AN entrepreneurship professor believes Scottish businesses need to be better at “scaling up” and have greater international ambitions.
Les Charm, from Babson College in Massachusetts, United States, is in Scotland this week giving a boot camp to the latest Saltire Fellowship scholars.
Prof Charm has been working with the programme since its inception in 2007 and said he is slowly seeing “some more global ambitions” from Scots.
He said: “It is all about the need to have bigger impact in Scotland. You can’t just do that with start-ups.
“Unless they scale they do not have the economic impact.”
However Prof Charm believes that shifting global mindset is happening in most places around the world as technology – from online communications to 3-D printing - helps to remove barriers from starting and growing businesses.
He said: “It is not enough to simply have a good idea. [Technology is] enabling things to happen not only differently but faster.

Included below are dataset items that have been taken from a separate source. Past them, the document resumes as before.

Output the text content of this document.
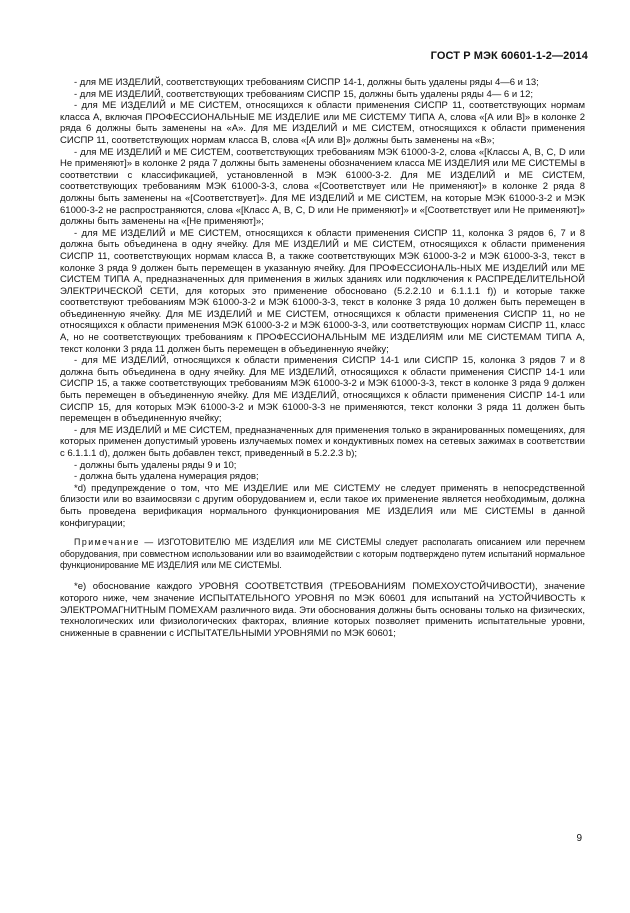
ГОСТ Р МЭК 60601-1-2—2014

- для МЕ ИЗДЕЛИЙ, соответствующих требованиям СИСПР 14-1, должны быть удалены ряды 4—6 и 13;

- для МЕ ИЗДЕЛИЙ, соответствующих требованиям СИСПР 15, должны быть удалены ряды 4— 6 и 12;

- для МЕ ИЗДЕЛИЙ и МЕ СИСТЕМ, относящихся к области применения СИСПР 11, соответствующих нормам класса А, включая ПРОФЕССИОНАЛЬНЫЕ МЕ ИЗДЕЛИЕ или МЕ СИСТЕМУ ТИПА А, слова «[А или В]» в колонке 2 ряда 6 должны быть заменены на «А». Для МЕ ИЗДЕЛИЙ и МЕ СИСТЕМ, относящихся к области применения СИСПР 11, соответствующих нормам класса В, слова «[А или В]» должны быть заменены на «В»;

- для МЕ ИЗДЕЛИЙ и МЕ СИСТЕМ, соответствующих требованиям МЭК 61000-3-2, слова «[Классы А, В, С, D или Не применяют]» в колонке 2 ряда 7 должны быть заменены обозначением класса МЕ ИЗДЕЛИЯ или МЕ СИСТЕМЫ в соответствии с классификацией, установленной в МЭК 61000-3-2. Для МЕ ИЗДЕЛИЙ и МЕ СИСТЕМ, соответствующих требованиям МЭК 61000-3-3, слова «[Соответствует или Не применяют]» в колонке 2 ряда 8 должны быть заменены на «[Соответствует]». Для МЕ ИЗДЕЛИЙ и МЕ СИСТЕМ, на которые МЭК 61000-3-2 и МЭК 61000-3-2 не распространяются, слова «[Класс А, В, С, D или Не применяют]» и «[Соответствует или Не применяют]» должны быть заменены на «[Не применяют]»;

- для МЕ ИЗДЕЛИЙ и МЕ СИСТЕМ, относящихся к области применения СИСПР 11, колонка 3 рядов 6, 7 и 8 должна быть объединена в одну ячейку. Для МЕ ИЗДЕЛИЙ и МЕ СИСТЕМ, относящихся к области применения СИСПР 11, соответствующих нормам класса В, а также соответствующих МЭК 61000-3-2 и МЭК 61000-3-3, текст в колонке 3 ряда 9 должен быть перемещен в указанную ячейку. Для ПРОФЕССИОНАЛЬ-НЫХ МЕ ИЗДЕЛИЙ или МЕ СИСТЕМ ТИПА А, предназначенных для применения в жилых зданиях или подключения к РАСПРЕДЕЛИТЕЛЬНОЙ ЭЛЕКТРИЧЕСКОЙ СЕТИ, для которых это применение обосновано (5.2.2.10 и 6.1.1.1 f)) и которые также соответствуют требованиям МЭК 61000-3-2 и МЭК 61000-3-3, текст в колонке 3 ряда 10 должен быть перемещен в объединенную ячейку. Для МЕ ИЗДЕЛИЙ и МЕ СИСТЕМ, относящихся к области применения СИСПР 11, но не относящихся к области применения МЭК 61000-3-2 и МЭК 61000-3-3, или соответствующих нормам СИСПР 11, класс А, но не соответствующих требованиям к ПРОФЕССИОНАЛЬНЫМ МЕ ИЗДЕЛИЯМ или МЕ СИСТЕМАМ ТИПА А, текст колонки 3 ряда 11 должен быть перемещен в объединенную ячейку;

- для МЕ ИЗДЕЛИЙ, относящихся к области применения СИСПР 14-1 или СИСПР 15, колонка 3 рядов 7 и 8 должна быть объединена в одну ячейку. Для МЕ ИЗДЕЛИЙ, относящихся к области применения СИСПР 14-1 или СИСПР 15, а также соответствующих требованиям МЭК 61000-3-2 и МЭК 61000-3-3, текст в колонке 3 ряда 9 должен быть перемещен в объединенную ячейку. Для МЕ ИЗДЕЛИЙ, относящихся к области применения СИСПР 14-1 или СИСПР 15, для которых МЭК 61000-3-2 и МЭК 61000-3-3 не применяются, текст колонки 3 ряда 11 должен быть перемещен в объединенную ячейку;

- для МЕ ИЗДЕЛИЙ и МЕ СИСТЕМ, предназначенных для применения только в экранированных помещениях, для которых применен допустимый уровень излучаемых помех и кондуктивных помех на сетевых зажимах в соответствии с 6.1.1.1 d), должен быть добавлен текст, приведенный в 5.2.2.3 b);

- должны быть удалены ряды 9 и 10;

- должна быть удалена нумерация рядов;

*d) предупреждение о том, что МЕ ИЗДЕЛИЕ или МЕ СИСТЕМУ не следует применять в непосредственной близости или во взаимосвязи с другим оборудованием и, если такое их применение является необходимым, должна быть проведена верификация нормального функционирования МЕ ИЗДЕЛИЯ или МЕ СИСТЕМЫ в данной конфигурации;

Примечание — ИЗГОТОВИТЕЛЮ МЕ ИЗДЕЛИЯ или МЕ СИСТЕМЫ следует располагать описанием или перечнем оборудования, при совместном использовании или во взаимодействии с которым подтверждено путем испытаний нормальное функционирование МЕ ИЗДЕЛИЯ или МЕ СИСТЕМЫ.

*e) обоснование каждого УРОВНЯ СООТВЕТСТВИЯ (ТРЕБОВАНИЯМ ПОМЕХОУСТОЙЧИВОСТИ), значение которого ниже, чем значение ИСПЫТАТЕЛЬНОГО УРОВНЯ по МЭК 60601 для испытаний на УСТОЙЧИВОСТЬ к ЭЛЕКТРОМАГНИТНЫМ ПОМЕХАМ различного вида. Эти обоснования должны быть основаны только на физических, технологических или физиологических факторах, влияние которых позволяет применить испытательные уровни, сниженные в сравнении с ИСПЫТАТЕЛЬНЫМИ УРОВНЯМИ по МЭК 60601;

9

“I don’t specifically know [what industry will grow] but I think there is so much opportunity. If you can solve a consumer need with a high enough market size then there is a chance.

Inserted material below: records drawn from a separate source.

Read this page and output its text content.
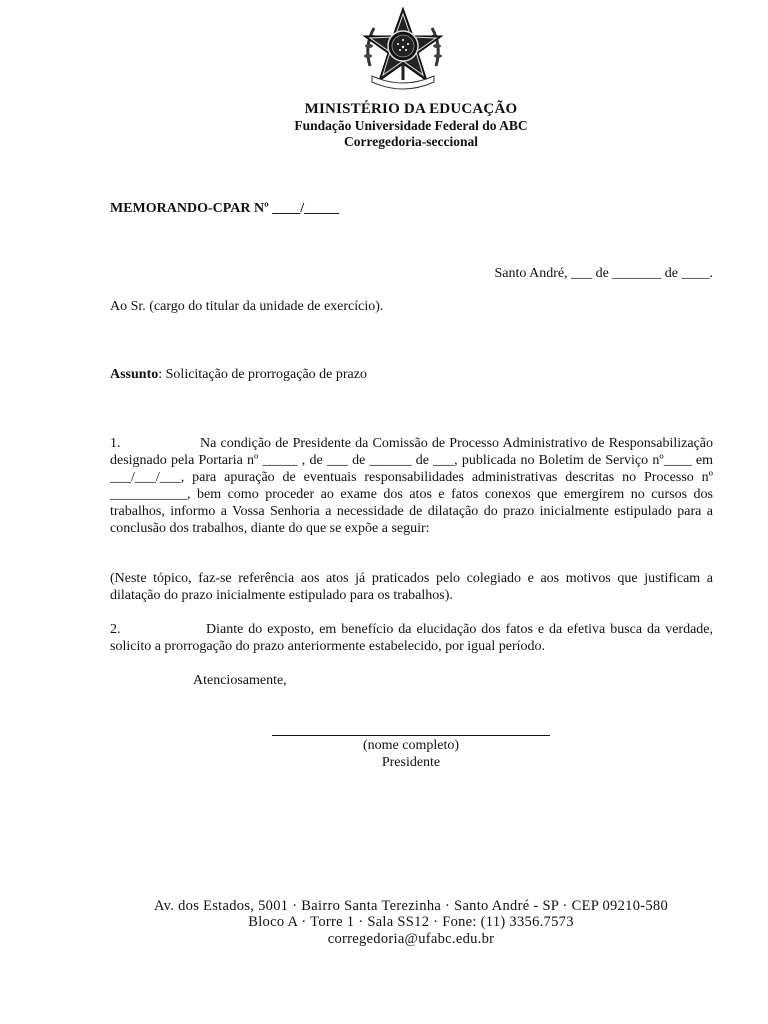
MINISTÉRIO DA EDUCAÇÃO
Fundação Universidade Federal do ABC
Corregedoria-seccional
MEMORANDO-CPAR Nº ____/_____
Santo André, ___ de _______ de ____.
Ao Sr. (cargo do titular da unidade de exercício).
Assunto: Solicitação de prorrogação de prazo
1.	Na condição de Presidente da Comissão de Processo Administrativo de Responsabilização designado pela Portaria nº _____ , de ___ de ______ de ___, publicada no Boletim de Serviço nº____ em ___/___/___, para apuração de eventuais responsabilidades administrativas descritas no Processo nº ___________, bem como proceder ao exame dos atos e fatos conexos que emergirem no cursos dos trabalhos, informo a Vossa Senhoria a necessidade de dilatação do prazo inicialmente estipulado para a conclusão dos trabalhos, diante do que se expõe a seguir:
(Neste tópico, faz-se referência aos atos já praticados pelo colegiado e aos motivos que justificam a dilatação do prazo inicialmente estipulado para os trabalhos).
2.	Diante do exposto, em benefício da elucidação dos fatos e da efetiva busca da verdade, solicito a prorrogação do prazo anteriormente estabelecido, por igual período.
Atenciosamente,
(nome completo)
Presidente
Av. dos Estados, 5001 · Bairro Santa Terezinha · Santo André - SP · CEP 09210-580
Bloco A · Torre 1 · Sala SS12 · Fone: (11) 3356.7573
corregedoria@ufabc.edu.br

“Look at Uber. Who would have thought the taxi cab business was an opportunity?”
While Prof Charm is adamant ambitious and internationally focused Scottish companies can grow quickly he admits they are unlikely to attract financing from overseas.

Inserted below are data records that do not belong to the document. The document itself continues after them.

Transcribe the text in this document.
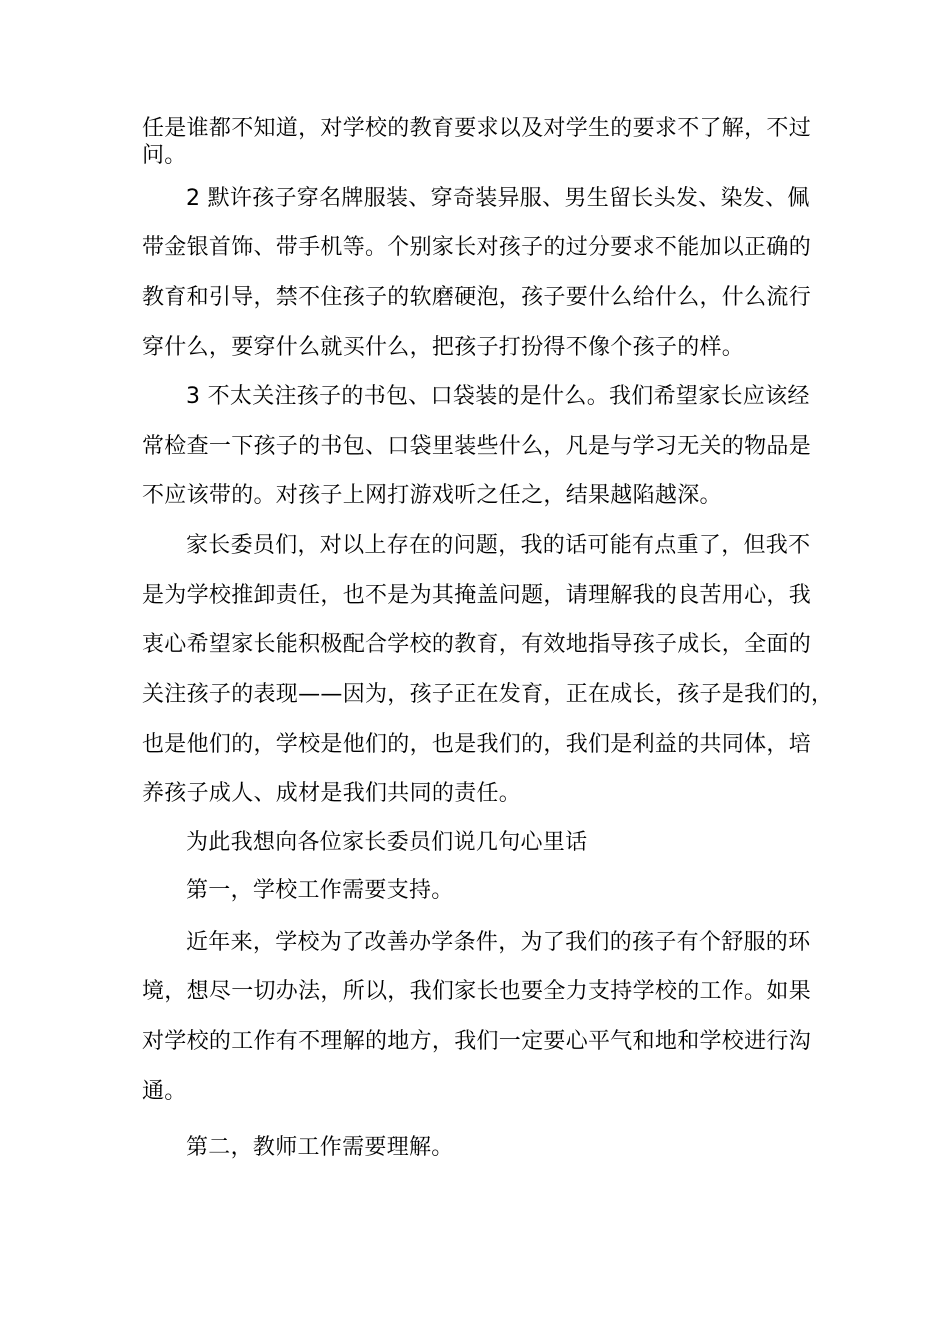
任是谁都不知道，对学校的教育要求以及对学生的要求不了解，不过
问。
2 默许孩子穿名牌服装、穿奇装异服、男生留长头发、染发、佩
带金银首饰、带手机等。个别家长对孩子的过分要求不能加以正确的
教育和引导，禁不住孩子的软磨硬泡，孩子要什么给什么，什么流行
穿什么，要穿什么就买什么，把孩子打扮得不像个孩子的样。
3 不太关注孩子的书包、口袋装的是什么。我们希望家长应该经
常检查一下孩子的书包、口袋里装些什么，凡是与学习无关的物品是
不应该带的。对孩子上网打游戏听之任之，结果越陷越深。
家长委员们，对以上存在的问题，我的话可能有点重了，但我不
是为学校推卸责任，也不是为其掩盖问题，请理解我的良苦用心，我
衷心希望家长能积极配合学校的教育，有效地指导孩子成长，全面的
关注孩子的表现——因为，孩子正在发育，正在成长，孩子是我们的，
也是他们的，学校是他们的，也是我们的，我们是利益的共同体，培
养孩子成人、成材是我们共同的责任。
为此我想向各位家长委员们说几句心里话
第一，学校工作需要支持。
近年来，学校为了改善办学条件，为了我们的孩子有个舒服的环
境，想尽一切办法，所以，我们家长也要全力支持学校的工作。如果
对学校的工作有不理解的地方，我们一定要心平气和地和学校进行沟
通。
第二，教师工作需要理解。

He said: “Most [private equity] people don’t want to go away from home.
“What is going to change is [Scottish private equity firms] will partner with groups in the United States.”
Prof Charm said he would be speaking to the 25 Fellows this week at Royal Bank of Scotland’s Gogarburn headquarters ahead of them travelling to the US for a 12-week programme.
He said he will be emphasising the need to be “ambitious and courageous” while also hammering home the need for an international outlook and developing the right skills.
He said: “We are going to be talking a lot about having to have higher aspirations for yourself, companies, the third sector and the country.
“I don’t mean it to be ambition domestically. The more we can get people to understand you have to keep looking internationally [the better].
“Forward thinking organisations are saying we need people who are thinking entrepreneurially and are willing to take risks.”
Prof Charm added that Entrepreneurial Scotland is looking at ways to continue growing the Saltire Fellowship programme.